The FBI today made good on its promise to take down its DNSChanger network. But people who ignored warnings may find themselves unable to get online.
At 12:01 a.m. EDT today, the FBI shut down the DNS servers that had kept computers infected by the DNSChanger malware still able to connect to the Internet, according to the Washington Post.
About five years, a group of hackers who deployed the DNSChanger malware, which modified the DNS settings of infected computers to point to rogue servers. After catching the criminal gang and taking controls of the servers, the FBI converted those machines into legitimate DNS computers last year to ensure that infected computers would still have online access.
But today was the deadline to shut down that temporary network, kicking affected users offline unless they followed previous alerts to modify their DNS settings.
How many people could be taken offline by the shutdown?
Opinions seem to vary, pointing to as few as several thousand or as many as 300,000. Of the more than 570,000 computers originally infected, around 250,000 are still bit by the virus, according to the Post.
However, Internet service providers have been trying to work with their customers to help restore their correct DNS settings.

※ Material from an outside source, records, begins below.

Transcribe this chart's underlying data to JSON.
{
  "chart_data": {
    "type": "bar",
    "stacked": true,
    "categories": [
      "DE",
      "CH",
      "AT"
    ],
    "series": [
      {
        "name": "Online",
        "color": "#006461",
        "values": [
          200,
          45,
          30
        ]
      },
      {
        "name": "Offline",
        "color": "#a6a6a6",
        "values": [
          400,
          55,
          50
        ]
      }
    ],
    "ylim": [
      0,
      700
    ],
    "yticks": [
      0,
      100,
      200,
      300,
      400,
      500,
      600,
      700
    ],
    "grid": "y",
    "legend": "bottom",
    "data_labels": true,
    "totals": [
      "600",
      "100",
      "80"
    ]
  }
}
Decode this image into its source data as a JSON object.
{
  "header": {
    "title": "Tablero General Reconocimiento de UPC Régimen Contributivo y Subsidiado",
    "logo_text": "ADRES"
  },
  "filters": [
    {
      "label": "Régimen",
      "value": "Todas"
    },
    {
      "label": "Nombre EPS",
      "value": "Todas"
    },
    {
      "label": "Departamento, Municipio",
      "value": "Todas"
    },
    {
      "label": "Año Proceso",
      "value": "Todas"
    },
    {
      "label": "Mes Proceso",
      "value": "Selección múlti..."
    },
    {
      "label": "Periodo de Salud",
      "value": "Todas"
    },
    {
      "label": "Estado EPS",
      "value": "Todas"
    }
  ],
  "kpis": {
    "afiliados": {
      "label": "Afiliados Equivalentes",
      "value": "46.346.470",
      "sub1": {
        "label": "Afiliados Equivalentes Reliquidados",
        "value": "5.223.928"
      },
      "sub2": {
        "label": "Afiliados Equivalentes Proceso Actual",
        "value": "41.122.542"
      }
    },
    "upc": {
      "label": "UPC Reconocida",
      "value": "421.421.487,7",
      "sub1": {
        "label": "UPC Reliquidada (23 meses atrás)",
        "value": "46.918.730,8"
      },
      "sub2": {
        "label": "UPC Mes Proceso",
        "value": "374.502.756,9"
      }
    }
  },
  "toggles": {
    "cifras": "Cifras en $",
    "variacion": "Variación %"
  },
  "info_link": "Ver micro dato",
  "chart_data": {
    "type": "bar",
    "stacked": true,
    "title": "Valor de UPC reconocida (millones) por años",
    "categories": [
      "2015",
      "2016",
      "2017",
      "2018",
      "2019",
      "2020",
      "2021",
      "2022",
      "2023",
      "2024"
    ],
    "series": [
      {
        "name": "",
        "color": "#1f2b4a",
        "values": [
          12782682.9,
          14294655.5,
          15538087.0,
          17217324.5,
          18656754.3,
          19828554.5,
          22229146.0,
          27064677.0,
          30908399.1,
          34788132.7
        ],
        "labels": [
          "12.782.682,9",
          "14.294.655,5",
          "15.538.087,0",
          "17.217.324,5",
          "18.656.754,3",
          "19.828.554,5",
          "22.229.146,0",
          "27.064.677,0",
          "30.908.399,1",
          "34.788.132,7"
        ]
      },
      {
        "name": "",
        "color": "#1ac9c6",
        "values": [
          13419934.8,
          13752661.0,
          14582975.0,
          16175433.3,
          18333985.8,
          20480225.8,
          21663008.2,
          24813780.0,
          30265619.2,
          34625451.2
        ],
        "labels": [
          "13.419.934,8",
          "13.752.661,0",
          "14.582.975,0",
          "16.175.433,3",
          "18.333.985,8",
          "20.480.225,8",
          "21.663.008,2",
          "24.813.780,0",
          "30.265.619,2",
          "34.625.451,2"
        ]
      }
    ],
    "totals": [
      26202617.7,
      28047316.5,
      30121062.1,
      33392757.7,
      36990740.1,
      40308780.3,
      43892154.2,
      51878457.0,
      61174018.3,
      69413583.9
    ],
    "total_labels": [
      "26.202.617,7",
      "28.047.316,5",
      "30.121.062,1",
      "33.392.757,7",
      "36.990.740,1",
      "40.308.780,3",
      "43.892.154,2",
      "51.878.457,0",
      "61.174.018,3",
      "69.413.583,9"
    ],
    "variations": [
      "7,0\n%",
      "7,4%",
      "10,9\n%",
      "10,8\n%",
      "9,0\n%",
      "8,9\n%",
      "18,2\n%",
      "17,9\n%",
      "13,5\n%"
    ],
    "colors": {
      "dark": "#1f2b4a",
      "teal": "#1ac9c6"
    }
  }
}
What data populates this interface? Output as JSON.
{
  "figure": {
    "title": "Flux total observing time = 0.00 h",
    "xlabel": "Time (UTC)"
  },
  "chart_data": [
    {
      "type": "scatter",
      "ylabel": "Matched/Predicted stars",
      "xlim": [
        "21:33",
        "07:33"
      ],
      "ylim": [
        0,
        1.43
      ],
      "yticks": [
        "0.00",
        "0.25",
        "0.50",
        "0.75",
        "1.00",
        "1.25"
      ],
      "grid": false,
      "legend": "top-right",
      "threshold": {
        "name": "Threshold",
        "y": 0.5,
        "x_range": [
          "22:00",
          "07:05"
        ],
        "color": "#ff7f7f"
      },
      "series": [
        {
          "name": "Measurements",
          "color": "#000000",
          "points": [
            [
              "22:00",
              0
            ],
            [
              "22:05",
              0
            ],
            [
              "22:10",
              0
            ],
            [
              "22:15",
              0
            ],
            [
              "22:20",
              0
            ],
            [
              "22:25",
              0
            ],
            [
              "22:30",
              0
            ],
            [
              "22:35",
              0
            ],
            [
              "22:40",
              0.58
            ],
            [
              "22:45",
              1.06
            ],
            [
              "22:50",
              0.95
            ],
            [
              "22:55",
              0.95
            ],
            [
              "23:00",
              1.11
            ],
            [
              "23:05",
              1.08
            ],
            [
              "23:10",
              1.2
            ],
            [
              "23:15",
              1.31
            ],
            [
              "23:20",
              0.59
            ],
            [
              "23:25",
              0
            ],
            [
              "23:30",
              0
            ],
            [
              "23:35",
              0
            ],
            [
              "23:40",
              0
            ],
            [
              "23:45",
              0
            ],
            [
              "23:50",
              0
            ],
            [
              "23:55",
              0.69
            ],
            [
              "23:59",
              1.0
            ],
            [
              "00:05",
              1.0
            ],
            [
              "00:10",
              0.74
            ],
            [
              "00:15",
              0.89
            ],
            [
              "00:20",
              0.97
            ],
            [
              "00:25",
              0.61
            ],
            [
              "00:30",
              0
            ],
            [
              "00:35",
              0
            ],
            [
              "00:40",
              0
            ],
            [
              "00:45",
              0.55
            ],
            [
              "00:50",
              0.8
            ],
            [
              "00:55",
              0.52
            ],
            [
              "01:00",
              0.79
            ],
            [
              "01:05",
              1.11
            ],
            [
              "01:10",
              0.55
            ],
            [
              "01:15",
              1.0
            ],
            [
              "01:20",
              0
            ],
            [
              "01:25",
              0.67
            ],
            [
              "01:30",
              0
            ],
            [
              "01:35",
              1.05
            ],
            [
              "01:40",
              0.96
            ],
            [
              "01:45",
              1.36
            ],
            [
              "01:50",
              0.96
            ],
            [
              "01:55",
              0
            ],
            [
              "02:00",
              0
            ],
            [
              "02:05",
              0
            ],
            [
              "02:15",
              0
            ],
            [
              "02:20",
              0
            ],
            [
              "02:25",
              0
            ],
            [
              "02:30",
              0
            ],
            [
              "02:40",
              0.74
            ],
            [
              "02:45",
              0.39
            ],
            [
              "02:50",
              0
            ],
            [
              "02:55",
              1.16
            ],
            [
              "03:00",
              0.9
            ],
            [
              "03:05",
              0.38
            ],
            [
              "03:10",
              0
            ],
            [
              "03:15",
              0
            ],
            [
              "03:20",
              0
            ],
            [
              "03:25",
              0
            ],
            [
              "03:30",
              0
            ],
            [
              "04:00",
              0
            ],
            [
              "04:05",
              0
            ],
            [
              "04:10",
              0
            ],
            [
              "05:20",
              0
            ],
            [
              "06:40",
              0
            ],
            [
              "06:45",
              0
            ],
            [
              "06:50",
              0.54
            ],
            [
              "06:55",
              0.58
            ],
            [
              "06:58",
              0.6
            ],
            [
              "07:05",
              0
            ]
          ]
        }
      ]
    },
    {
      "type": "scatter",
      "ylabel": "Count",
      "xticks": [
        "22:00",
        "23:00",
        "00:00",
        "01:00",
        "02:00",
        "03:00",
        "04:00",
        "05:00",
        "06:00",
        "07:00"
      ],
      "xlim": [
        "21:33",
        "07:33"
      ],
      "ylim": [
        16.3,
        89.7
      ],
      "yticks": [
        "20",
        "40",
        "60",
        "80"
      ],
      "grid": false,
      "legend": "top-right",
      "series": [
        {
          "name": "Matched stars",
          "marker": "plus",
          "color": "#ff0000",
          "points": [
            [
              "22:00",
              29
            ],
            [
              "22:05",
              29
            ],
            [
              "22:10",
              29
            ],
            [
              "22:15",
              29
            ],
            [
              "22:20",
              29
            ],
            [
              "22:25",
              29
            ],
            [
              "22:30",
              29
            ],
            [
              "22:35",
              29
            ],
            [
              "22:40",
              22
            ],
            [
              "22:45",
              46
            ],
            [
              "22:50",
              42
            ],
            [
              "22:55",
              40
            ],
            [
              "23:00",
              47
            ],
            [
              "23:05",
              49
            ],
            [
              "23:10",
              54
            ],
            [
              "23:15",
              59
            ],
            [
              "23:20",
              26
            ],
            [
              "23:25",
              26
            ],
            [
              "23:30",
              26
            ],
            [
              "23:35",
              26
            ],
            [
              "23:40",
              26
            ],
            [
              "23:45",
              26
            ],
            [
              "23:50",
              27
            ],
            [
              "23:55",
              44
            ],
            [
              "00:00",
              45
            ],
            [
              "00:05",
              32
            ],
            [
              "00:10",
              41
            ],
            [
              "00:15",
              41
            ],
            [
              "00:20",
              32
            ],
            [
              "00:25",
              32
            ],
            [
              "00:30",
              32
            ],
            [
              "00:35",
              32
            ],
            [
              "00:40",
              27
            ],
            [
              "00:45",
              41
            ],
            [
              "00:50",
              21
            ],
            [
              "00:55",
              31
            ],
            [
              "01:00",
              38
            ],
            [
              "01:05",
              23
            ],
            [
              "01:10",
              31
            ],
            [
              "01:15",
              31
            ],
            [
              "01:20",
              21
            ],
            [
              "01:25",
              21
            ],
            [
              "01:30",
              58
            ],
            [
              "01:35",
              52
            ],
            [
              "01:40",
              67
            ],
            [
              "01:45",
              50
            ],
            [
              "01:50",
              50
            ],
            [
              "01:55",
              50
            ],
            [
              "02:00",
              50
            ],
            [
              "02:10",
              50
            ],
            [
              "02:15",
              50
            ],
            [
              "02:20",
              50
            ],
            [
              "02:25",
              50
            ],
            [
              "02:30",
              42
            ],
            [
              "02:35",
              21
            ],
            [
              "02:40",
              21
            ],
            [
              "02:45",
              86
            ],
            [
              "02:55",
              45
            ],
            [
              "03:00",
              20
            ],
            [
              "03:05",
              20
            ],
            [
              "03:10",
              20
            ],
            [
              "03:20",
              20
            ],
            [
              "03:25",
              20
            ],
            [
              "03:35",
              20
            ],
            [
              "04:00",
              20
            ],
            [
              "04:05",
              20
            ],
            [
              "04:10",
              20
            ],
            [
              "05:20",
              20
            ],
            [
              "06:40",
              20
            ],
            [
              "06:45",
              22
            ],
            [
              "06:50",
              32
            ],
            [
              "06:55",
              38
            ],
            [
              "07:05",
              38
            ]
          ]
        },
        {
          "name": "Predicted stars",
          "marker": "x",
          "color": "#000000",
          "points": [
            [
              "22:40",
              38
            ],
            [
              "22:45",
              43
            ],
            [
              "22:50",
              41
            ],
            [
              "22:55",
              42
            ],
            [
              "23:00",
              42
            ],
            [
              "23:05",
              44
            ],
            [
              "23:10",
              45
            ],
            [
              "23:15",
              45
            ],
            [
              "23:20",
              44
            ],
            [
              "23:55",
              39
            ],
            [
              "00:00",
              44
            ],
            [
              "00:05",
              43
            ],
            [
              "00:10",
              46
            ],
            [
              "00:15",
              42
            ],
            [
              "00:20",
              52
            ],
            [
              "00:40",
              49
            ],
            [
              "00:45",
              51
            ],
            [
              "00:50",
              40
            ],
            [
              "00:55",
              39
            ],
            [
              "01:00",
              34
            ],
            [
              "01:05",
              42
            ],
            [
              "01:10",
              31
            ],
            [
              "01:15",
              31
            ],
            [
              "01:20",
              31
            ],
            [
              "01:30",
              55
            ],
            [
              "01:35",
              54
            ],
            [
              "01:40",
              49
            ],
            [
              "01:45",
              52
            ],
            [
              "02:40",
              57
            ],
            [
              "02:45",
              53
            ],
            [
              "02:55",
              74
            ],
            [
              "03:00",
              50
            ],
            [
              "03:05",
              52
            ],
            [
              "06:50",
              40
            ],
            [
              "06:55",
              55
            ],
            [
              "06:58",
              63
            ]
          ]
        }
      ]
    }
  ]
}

Comcast has already contacted users with infected computers, says the Wall Street Journal. Verizon has lined up technicians who can help customers remove the virus. And AT&T plans to redirect infected PCs to the correct Web sites.
So the effect of the shutdown should be minimal, at least according to the ISPs.
People who are unable to get online should call their ISP to see if their computers are infected. CNET has also posted a how-to guide to help people detect whether their PCs are pointing to the DNSChanger network.